I will not instigate revolution
Couch gag: The family sit down, Maggie is squeezed out and caught by Marge.
Director: Wesley Archer
First appearance of:
Mr Largo, Lisa’s music teacher (although he has appeared in the opening sequence)
Bleeding Gums Murphy
Mrs Bouvier, Marge’s mother
Synopsis: Lisa is depressed by the world’s troubles and channels those emotions into her saxophone. She meets a jazz musician named Bleeding Gums Murphy (go see your dentist, kids!) who coaches Lisa into playing the blues. Meanwhile, Bart and Homer are enthralled in playing video game boxing.
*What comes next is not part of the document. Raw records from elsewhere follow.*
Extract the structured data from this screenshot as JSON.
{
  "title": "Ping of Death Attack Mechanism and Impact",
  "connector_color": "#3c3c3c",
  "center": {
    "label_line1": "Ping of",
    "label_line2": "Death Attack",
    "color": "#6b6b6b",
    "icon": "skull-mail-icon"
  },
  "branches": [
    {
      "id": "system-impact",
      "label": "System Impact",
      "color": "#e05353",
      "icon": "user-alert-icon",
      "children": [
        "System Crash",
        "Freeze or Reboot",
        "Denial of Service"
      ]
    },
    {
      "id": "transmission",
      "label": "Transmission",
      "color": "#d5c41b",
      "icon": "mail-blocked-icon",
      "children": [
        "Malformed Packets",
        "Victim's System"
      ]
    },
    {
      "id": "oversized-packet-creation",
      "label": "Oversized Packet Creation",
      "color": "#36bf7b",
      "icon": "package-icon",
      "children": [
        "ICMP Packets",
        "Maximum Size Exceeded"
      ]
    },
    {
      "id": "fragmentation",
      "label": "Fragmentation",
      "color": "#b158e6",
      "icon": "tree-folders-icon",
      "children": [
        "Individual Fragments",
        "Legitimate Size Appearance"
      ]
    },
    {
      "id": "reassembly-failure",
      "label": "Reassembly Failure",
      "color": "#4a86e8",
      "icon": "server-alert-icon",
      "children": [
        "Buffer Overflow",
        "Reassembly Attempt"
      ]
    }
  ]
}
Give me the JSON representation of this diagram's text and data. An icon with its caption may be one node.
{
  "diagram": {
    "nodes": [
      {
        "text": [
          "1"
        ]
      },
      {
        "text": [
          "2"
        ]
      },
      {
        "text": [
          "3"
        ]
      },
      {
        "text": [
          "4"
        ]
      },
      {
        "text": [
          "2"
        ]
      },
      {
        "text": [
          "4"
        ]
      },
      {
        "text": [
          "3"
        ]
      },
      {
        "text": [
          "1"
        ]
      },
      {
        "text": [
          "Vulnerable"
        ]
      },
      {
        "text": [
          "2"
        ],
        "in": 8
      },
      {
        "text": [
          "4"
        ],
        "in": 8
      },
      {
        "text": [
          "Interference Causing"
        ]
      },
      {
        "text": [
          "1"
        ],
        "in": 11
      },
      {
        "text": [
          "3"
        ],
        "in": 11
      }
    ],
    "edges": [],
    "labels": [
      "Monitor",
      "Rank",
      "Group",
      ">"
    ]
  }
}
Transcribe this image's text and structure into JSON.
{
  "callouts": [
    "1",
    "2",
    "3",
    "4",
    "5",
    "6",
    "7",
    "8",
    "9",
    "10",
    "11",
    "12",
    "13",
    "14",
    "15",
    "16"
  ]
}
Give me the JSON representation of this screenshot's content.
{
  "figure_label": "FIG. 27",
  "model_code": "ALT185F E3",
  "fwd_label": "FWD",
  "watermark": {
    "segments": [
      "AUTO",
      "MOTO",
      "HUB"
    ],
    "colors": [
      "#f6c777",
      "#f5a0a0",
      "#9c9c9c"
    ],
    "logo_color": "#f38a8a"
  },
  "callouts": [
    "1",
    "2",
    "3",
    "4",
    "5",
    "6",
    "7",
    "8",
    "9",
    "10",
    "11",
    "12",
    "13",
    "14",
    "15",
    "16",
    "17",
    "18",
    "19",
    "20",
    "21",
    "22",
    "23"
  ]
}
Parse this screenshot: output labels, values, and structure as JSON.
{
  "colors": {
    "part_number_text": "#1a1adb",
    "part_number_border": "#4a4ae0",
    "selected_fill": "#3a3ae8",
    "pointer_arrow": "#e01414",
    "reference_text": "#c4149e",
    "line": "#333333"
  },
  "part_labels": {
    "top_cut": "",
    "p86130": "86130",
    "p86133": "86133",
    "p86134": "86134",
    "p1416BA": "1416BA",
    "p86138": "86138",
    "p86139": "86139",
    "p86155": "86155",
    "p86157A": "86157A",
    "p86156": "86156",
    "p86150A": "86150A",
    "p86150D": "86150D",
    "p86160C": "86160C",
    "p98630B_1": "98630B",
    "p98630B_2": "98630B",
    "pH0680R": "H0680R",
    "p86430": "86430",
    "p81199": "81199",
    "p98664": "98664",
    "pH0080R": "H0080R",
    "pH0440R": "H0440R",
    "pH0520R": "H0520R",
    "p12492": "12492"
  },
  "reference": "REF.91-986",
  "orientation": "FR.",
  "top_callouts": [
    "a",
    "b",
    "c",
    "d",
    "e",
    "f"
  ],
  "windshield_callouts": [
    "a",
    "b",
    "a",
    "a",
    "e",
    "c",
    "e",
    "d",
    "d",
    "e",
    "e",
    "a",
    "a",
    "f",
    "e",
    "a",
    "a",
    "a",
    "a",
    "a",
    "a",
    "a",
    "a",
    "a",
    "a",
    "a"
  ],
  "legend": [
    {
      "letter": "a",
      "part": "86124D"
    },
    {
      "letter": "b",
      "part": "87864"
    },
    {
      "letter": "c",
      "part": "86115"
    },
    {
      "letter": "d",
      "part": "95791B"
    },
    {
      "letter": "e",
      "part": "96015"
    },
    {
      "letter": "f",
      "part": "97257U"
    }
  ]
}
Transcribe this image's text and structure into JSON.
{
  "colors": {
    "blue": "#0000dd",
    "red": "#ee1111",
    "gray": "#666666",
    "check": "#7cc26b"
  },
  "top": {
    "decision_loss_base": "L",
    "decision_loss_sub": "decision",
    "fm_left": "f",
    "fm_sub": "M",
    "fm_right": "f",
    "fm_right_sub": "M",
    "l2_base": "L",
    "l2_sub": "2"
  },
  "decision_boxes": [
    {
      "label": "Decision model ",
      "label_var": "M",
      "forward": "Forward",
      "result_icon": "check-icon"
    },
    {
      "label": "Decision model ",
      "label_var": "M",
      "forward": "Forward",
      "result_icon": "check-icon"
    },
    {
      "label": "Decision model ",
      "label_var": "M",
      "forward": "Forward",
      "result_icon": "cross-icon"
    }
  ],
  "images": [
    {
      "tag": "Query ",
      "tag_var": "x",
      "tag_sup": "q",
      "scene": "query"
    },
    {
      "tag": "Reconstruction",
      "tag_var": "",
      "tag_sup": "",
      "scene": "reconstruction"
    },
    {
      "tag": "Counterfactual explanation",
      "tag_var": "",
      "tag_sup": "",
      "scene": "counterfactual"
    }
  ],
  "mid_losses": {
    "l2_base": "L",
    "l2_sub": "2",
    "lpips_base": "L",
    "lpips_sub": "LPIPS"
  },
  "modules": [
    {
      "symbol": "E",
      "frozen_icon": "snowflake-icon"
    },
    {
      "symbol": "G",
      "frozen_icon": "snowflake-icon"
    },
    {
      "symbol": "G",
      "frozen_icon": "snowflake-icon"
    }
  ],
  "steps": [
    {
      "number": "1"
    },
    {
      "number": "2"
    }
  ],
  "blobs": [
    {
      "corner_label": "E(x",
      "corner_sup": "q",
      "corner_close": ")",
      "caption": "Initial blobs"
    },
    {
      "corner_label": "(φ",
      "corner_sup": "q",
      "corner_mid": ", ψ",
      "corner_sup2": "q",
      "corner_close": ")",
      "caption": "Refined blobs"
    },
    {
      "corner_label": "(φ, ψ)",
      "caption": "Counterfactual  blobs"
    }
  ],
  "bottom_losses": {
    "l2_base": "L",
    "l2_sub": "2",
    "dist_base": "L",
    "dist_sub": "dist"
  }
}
Bart is the undefeated champion so Homer learns some tricks from a young kid at the arcade and is moments from winning his first bout with Bart when Marge pulls the plug to talk about Lisa.
This is probably my least favourite episode of the entire series. The episode lacks everything that makes the series great, although it serves an important narrative function in allowing Lisa to ‘learn’ the blues and meet a defining character in her short little life. The viewer is torn between Lisa’s plight for all the injustice in the world and the continuing hijinks between Homer and Bart (or Homer and Lisa for that matter). This was the writers’ first foray into darker subject matter, but it demonstrates Lisa’s empathy and awareness of the world around her.
Although I’ve spent much of my life deriding this “Lisa is sad” episode, I can now see the important function it plays within the series. Bleeding Gums Murphy was not to become a regular character, which is understandable, however this probably impacts on Lisa’s creative development; this short encounter is enough to instill in her a love of jazz and playing the blues which is carried over to a number of future episodes. In the discourse between “real life” and “television narrative”, Lisa is much more likely to hang around Bleeding Gums a great deal more and become a fully rounded person. In any case, Lisa ends the episode being content with the world even with all the injustice.